- Потерпи. Скоро я от тебя отстану.
- Жду этого с нетерпением. – Уголки его губ дрогают, однако, когда я придавливаю к ссадине над его бровью вату, улыбка молниеносно исчезает с лица. – Черт, спасительница. Ты так убьешь меня! Жутко жжет.
- Это же спирт. Это должно быть неприятно.

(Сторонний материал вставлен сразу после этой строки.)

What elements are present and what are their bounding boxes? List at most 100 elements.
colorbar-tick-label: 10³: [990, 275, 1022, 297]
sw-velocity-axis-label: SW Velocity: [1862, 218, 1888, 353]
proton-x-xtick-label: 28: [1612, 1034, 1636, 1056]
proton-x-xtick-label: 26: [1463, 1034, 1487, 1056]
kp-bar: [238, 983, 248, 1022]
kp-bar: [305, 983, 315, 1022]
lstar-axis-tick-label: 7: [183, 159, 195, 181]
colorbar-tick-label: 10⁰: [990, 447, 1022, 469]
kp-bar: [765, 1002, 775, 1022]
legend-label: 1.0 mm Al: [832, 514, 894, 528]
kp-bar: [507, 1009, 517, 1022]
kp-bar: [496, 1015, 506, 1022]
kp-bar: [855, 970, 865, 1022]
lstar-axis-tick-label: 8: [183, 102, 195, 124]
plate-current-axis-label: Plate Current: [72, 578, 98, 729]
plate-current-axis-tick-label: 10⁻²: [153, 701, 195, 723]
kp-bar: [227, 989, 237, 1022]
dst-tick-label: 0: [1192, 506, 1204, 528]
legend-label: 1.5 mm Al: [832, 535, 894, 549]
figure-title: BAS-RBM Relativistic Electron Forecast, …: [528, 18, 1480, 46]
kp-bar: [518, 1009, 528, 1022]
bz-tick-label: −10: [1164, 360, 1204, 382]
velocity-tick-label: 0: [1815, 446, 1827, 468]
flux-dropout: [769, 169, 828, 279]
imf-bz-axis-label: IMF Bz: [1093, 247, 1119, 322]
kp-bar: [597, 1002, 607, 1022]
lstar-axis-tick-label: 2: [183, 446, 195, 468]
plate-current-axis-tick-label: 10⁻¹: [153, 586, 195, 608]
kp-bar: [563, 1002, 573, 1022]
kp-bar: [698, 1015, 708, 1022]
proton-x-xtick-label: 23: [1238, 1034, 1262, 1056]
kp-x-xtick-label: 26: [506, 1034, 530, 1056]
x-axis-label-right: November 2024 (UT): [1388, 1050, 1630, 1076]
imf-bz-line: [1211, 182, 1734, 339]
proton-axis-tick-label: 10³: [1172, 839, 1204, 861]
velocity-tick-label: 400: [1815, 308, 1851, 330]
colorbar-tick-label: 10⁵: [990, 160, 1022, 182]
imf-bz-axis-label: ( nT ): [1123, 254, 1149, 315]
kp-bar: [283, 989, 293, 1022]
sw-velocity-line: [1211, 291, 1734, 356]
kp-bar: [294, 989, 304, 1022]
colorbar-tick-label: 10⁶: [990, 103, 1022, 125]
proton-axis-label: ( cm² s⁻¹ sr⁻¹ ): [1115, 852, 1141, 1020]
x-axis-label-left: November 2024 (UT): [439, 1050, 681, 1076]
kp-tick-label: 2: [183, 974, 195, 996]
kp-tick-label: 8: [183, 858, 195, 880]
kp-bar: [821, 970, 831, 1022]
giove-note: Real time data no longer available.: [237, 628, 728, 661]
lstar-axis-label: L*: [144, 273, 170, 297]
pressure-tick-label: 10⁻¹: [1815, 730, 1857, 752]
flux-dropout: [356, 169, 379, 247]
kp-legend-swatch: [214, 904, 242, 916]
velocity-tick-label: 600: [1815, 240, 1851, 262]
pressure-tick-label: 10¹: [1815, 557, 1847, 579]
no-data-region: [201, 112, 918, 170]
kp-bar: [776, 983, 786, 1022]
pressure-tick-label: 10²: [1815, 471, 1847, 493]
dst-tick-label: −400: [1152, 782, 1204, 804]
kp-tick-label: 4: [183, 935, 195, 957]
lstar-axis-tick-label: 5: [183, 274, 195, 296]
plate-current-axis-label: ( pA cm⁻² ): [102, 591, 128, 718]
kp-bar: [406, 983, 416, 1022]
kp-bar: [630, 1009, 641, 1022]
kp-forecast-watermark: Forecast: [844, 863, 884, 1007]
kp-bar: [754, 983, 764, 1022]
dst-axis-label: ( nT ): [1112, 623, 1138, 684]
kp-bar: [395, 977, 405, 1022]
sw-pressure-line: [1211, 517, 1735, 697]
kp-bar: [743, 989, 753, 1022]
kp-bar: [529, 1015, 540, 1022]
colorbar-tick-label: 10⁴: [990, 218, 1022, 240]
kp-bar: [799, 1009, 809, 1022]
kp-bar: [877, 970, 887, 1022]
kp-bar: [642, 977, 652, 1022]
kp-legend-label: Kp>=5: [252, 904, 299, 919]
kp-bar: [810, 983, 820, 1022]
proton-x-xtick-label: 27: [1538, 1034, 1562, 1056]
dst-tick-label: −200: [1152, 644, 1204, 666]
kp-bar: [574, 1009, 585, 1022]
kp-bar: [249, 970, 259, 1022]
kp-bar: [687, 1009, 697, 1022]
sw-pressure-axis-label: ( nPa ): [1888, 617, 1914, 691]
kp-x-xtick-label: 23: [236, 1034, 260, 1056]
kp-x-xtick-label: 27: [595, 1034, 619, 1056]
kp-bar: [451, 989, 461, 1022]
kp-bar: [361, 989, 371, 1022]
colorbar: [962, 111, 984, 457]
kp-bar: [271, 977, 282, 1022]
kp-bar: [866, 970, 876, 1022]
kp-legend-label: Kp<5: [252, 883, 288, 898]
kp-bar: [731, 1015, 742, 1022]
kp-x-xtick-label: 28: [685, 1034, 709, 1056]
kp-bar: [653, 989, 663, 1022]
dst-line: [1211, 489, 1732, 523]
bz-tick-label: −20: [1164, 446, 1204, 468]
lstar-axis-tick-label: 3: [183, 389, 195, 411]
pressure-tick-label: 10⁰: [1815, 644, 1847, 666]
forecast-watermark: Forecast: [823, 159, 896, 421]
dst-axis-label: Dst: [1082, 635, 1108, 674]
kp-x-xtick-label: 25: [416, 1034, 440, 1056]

- Возможно, дело и, правда, в опыте.
- А, может, ты просто должен помолчать, и тогда боль сама собой отступит. М? Тебе так не кажется? – Я сосредоточенно обрабатываю рану, сморщив лоб. – Ты так ворчишь, я и не удивлена, что у тебя все взвывает от боли. Как старик.
- Не понимаю.
- Не понимаешь, почему я не удивлена?
- Почему помогаешь мне? – Он вдруг берет меня за руку и опускает ее вниз, чтобы я прекратила пытку. Он глядит на меня широко и отчаянно, и придвигается ближе. – У тебя могут быть неприятности. Ты знаешь об этом?
- Может, мне все равно на неприятности.
- Тогда неприятности будут у твоей семьи.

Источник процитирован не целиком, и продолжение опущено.